Un microcosmo creato con cura in un crescendo (calando per lo scadere senza sosta del protagonista) che collima con un finale d’autore (il sogno irrangiungibile viene toccato probabilmente con la fantasia) che poteva essere ancora più asciugato da fronzoli (ad esempio, le risate di Luciano non mi sono sembrate utili all’essenzialità del momento) che prevede la dissoluzione finale del protagonista.
Un film sorprendente, non esente da difetti, ma quest’ultimi finiscono ai margini al cospetto di un organismo che gira, e che (ti) rigira, vive e soverchia tutto (il lavoro, la famiglia, la realtà) con una consecutio ammaliante e sospinto anche da un lavoro tecnico che in alcuni frangenti diviene vero e proprio coprotagonista della scena (a tal proposito doveroso citare la colonna sonora di Desplat).
Incredibilmente sospeso (nel nulla di ciò che stiamo “vivendo adesso”).

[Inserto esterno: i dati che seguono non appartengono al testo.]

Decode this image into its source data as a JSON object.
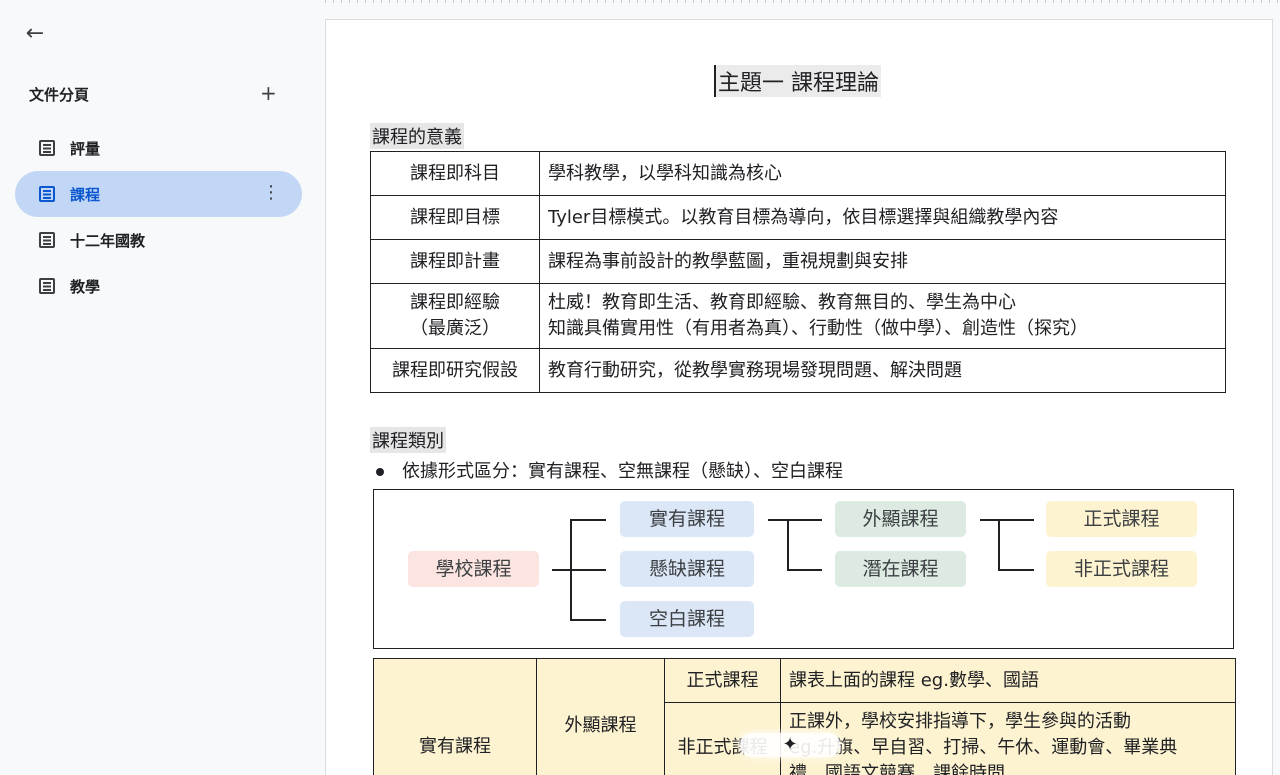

Supera la prova del "nove" quasi a pieni voti.
Caparbio per come affronta l'argomento, talentuoso per una serie di idee e modalità di rapprentazione delle medesime.
Per la parte occorreva un volto "qualunque", assolutamente non conosciuto, per essere credibili.
Non sarà il prototipo del grande attore, ma comunque risulta funzionale alla causa.
Parte minuscola, in pratica sostituisce Alessia Marcuzzi alla conduzione del "Grande fratello".
Soprattutto nella seconda parte il suo personaggio si ritaglia un discreto spazio e lei offre il suo contributo con buona partecipazione.
Discreta.
Tra i tanti volti che prosperano sullo sfondo.
Presenza, come spesso le accade, gradita.
Altro ruolo marginale, è il barista amico di Luciano, che poco aggiunge.
Sufficiente.
Per lui vale lo stesso discorso fatto per la Schiano, col vantaggio di essere anche più presente.
Affidabile ed adeguato alla situazione.
Parte minuscola, a tutti gli effetti si tratta di una sola scena (per quanto di importanza non trascurabile).